A boost for South Florida’s economy
BY BILL JOHNSON
In a move that enhances Miami-Dade County’s status as a center for international trade and commerce, the U.S. Department of Commerce this week provided a grant of authority for PortMiami Foreign Trade Zone No. 281, a new mega-Foreign Trade Zone (FTZ) that stretches north from Southwest Eighth Street to the Broward County line. The new zone will be among the nation’s first to operate under new, streamlined processes.
This is great news for our Miami-Dade County business community, as we work to establish conditions that will fuel job-creation and boost our economy. FTZs provide a valuable tool to private industry — importers/exporters, warehouse operators, manufacturers — encouraging new commerce by allowing U.S. companies to compete on equal footing with foreign countries in both domestic and international markets.
An FTZ allows for the deferral or reduction of tariff payments on imported goods and materials until they move into the domestic marketplace and, if the finished product is exported to foreign markets, no tariffs are collected at all.
In a tough economy, FTZs are a powerful mechanism to keep good jobs in the United States and to advance manufacturing in Florida.
The benefits of foreign trade zones are tailor-made for Miami, as our Customs District leads the nation in producing a trade surplus, exporting 1.5 times what we import. Yet, despite the natural linkage between South Florida’s international trading patterns and the benefits of FTZ designation, we have been greatly under-represented in the number and size of FTZ sites across the country.
As reported by the National Association of Foreign Trade Zones last month, impressive growth in merchandise received in, and exports from, foreign trade zones has outpaced comparable growth in the overall U.S. economy as the nation continues to recover from a devastating recession.
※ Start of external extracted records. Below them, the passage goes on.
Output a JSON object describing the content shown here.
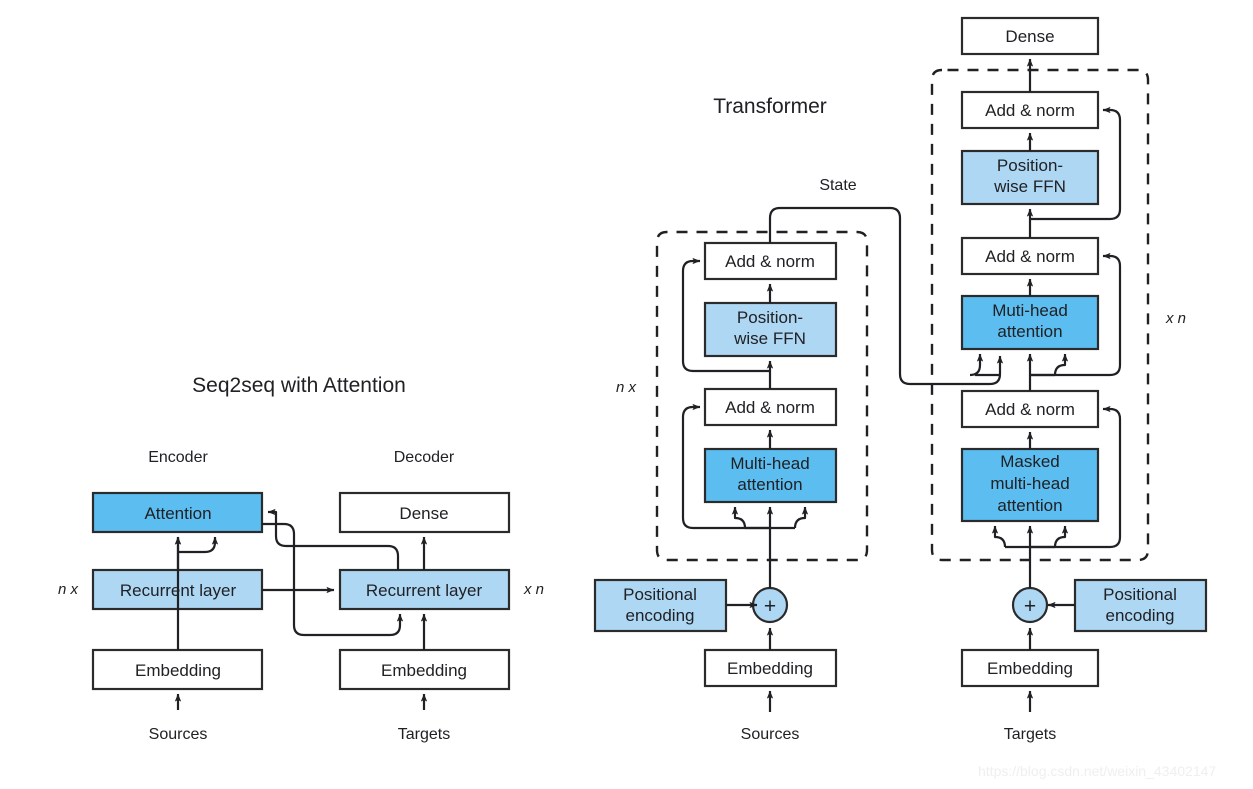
{
  "page": {
    "watermark": "https://blog.csdn.net/weixin_43402147"
  },
  "chart_data": {
    "type": "diagram",
    "title": "Seq2seq with Attention vs Transformer architecture comparison",
    "panels": [
      "Seq2seq with Attention",
      "Transformer"
    ]
  },
  "seq2seq": {
    "title": "Seq2seq with Attention",
    "encoder_label": "Encoder",
    "decoder_label": "Decoder",
    "repeat_left": "n x",
    "repeat_right": "x n",
    "encoder": {
      "attention": "Attention",
      "recurrent": "Recurrent layer",
      "embedding": "Embedding",
      "source": "Sources"
    },
    "decoder": {
      "dense": "Dense",
      "recurrent": "Recurrent layer",
      "embedding": "Embedding",
      "target": "Targets"
    }
  },
  "transformer": {
    "title": "Transformer",
    "state_label": "State",
    "repeat_encoder": "n x",
    "repeat_decoder": "x n",
    "encoder": {
      "add_norm_top": "Add & norm",
      "ffn": "Position-\nwise FFN",
      "ffn_line1": "Position-",
      "ffn_line2": "wise FFN",
      "add_norm_bottom": "Add & norm",
      "attention_line1": "Multi-head",
      "attention_line2": "attention",
      "positional_line1": "Positional",
      "positional_line2": "encoding",
      "plus": "+",
      "embedding": "Embedding",
      "source": "Sources"
    },
    "decoder": {
      "dense": "Dense",
      "add_norm_top": "Add & norm",
      "ffn_line1": "Position-",
      "ffn_line2": "wise FFN",
      "add_norm_mid": "Add & norm",
      "attention_line1": "Muti-head",
      "attention_line2": "attention",
      "add_norm_bottom": "Add & norm",
      "masked_line1": "Masked",
      "masked_line2": "multi-head",
      "masked_line3": "attention",
      "positional_line1": "Positional",
      "positional_line2": "encoding",
      "plus": "+",
      "embedding": "Embedding",
      "target": "Targets"
    }
  },
  "colors": {
    "blue_dark": "#5cbdf0",
    "blue_light": "#aed7f4",
    "stroke": "#2b2b2b",
    "background": "#ffffff"
  }
}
During FY 2010, the last year data is available, FTZ exports totaled $34.8 billion, a 23 percent increase from the previous year outpacing the 16 percent growth in exports generated by the overall U.S. economy during the same period. If those statistics are any indication, Miami-Dade County is now poised to reap the significant economic benefits of FTZs.
In addition to the seaport, the new FTZ-281 encompasses powerful economic engines including Miami International Airport and Opa-locka Airport, as well as the Miami River and the Doral/Hialeah warehousing areas. Additionally there are more than 100 international consulates, trade offices and binational chambers of commerce within the zone.
We’re grateful that the U.S. Department of Commerce agreed with our initiative to create this new mega-FTZ. Combined with the deepening of the Port’s channel to 50 feet to allow the docking of super-sized container cargo ships, the re-introduction of on-dock rail, and the new port tunnel now under construction, the new FTZ-281 will greatly increase our ability to manufacture goods as well as move cargo through Miami. That means more commerce, more jobs and more opportunities for our residents. And, it means that Miami-Dade County will further cement its rightful place as a leading center for international trade and commerce.
Nobody does “trade” like Miami. And, now we will do it better than ever.
Bill Johnson is the director of PortMiami.